The $15 billion will count toward 2026 NVCA data, not 2025. For context, NVCA preliminary figures put total 2025 US venture fundraising at approximately $66 billion, meaning this single close would represent roughly 22% of that figure on its own.

Jen Kha, TVP at a16z, describes the LP dynamic as a tale of two cities. Managers with strong DPI and marquee holdings raise quickly; those without struggle regardless of macro conditions. When a16z proactively offered liquidity on its Stripe (Fund 1 seed position) and Databricks (Fund 3 Series A position) holdings to LPs facing cash crunches, all 30 out of 30 contacted LPs declined. The episode underscores a structural tension in LP liquidity complaints: the demand is real, but it is directed at weaker assets, not at positions in the highest-conviction names.

The fund architecture splits into teams of four to six investment professionals each, with the firm now totaling more than 600 people. Kha frames each sub-fund as an independent incarnation of the original a16z, required to stand on its own merit with its LP base. The firm ran an AI-native fundraise process, deploying an AI chatbot inside its data room to handle LP diligence queries around the clock.

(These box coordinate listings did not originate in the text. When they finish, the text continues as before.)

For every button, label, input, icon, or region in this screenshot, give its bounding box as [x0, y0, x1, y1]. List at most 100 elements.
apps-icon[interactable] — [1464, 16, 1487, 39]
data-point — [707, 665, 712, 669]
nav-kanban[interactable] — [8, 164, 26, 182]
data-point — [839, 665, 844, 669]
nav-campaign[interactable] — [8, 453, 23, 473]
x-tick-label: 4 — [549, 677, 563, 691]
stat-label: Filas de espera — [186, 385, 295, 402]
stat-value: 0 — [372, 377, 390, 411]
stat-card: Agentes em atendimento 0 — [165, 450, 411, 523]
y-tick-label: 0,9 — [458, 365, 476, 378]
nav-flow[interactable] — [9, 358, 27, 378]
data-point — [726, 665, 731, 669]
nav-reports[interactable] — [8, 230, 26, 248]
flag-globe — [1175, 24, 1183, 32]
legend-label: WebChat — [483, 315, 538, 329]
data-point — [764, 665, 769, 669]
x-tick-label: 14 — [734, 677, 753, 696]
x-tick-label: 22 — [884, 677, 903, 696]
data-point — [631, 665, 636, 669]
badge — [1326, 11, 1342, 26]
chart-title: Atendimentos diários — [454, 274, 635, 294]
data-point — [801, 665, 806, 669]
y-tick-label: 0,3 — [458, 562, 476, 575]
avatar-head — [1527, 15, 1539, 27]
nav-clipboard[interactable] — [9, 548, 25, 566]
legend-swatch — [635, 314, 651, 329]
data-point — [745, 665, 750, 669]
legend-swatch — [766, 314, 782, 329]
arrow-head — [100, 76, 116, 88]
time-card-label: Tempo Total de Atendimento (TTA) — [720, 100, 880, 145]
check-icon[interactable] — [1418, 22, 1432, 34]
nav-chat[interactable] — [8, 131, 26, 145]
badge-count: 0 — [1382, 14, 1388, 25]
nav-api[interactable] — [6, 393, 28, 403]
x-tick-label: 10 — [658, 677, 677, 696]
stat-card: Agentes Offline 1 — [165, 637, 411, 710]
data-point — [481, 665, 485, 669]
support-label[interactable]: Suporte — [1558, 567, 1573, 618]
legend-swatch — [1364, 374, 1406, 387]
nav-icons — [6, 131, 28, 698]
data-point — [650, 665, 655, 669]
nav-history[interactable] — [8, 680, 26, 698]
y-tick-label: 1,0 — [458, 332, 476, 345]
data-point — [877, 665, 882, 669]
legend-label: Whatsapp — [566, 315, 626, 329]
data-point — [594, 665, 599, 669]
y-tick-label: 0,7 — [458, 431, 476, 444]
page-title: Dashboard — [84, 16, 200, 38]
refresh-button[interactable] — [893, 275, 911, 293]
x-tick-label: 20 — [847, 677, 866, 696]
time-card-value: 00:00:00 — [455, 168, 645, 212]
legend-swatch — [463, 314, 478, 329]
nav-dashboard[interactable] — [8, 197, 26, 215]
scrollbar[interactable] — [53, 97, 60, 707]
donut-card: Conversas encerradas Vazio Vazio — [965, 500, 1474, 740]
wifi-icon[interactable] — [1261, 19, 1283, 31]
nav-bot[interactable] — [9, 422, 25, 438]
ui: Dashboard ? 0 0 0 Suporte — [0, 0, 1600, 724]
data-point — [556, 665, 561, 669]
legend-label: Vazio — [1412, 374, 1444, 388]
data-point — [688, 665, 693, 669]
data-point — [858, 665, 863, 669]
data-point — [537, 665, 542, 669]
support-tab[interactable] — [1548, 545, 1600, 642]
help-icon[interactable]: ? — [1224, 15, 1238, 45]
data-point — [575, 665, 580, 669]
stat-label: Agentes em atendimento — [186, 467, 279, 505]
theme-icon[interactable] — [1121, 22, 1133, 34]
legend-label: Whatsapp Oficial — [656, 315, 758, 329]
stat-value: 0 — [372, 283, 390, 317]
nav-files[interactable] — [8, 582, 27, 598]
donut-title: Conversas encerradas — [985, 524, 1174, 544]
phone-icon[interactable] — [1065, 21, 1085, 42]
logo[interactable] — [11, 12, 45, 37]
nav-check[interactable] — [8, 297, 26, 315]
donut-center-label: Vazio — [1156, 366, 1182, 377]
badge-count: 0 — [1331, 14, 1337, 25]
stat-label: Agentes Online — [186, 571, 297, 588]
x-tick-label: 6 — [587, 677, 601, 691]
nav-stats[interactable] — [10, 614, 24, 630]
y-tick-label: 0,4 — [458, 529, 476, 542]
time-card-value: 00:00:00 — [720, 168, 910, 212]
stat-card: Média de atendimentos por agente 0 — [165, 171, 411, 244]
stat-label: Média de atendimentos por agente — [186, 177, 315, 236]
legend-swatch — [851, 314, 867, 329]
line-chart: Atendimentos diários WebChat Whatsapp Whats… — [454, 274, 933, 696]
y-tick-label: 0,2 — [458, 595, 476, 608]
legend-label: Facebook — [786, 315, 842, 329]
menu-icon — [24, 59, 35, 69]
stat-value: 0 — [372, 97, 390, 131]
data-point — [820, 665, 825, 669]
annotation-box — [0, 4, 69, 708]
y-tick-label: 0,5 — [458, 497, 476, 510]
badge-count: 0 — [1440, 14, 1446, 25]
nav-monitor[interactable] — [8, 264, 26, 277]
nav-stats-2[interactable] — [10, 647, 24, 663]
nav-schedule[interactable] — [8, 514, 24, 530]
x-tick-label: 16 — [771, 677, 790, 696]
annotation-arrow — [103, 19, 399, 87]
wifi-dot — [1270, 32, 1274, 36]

On the IPO outlook, Kha flags that reported comments from Elon Musk about a potential SpaceX public offering in 2026 shifted broader sentiment, and she suggests that once one high-profile listing breaks through, it could trigger a liquidity wave that rivals or exceeds 2021 levels.

A16z has no plans to pursue private equity, private credit, or a public listing. Ben Horowitz remaining as CEO is cited as the direct reason the firm will not go public. The preferred direction for risk-taking, Kha says, is the companies the firm backs, not the fund structure itself.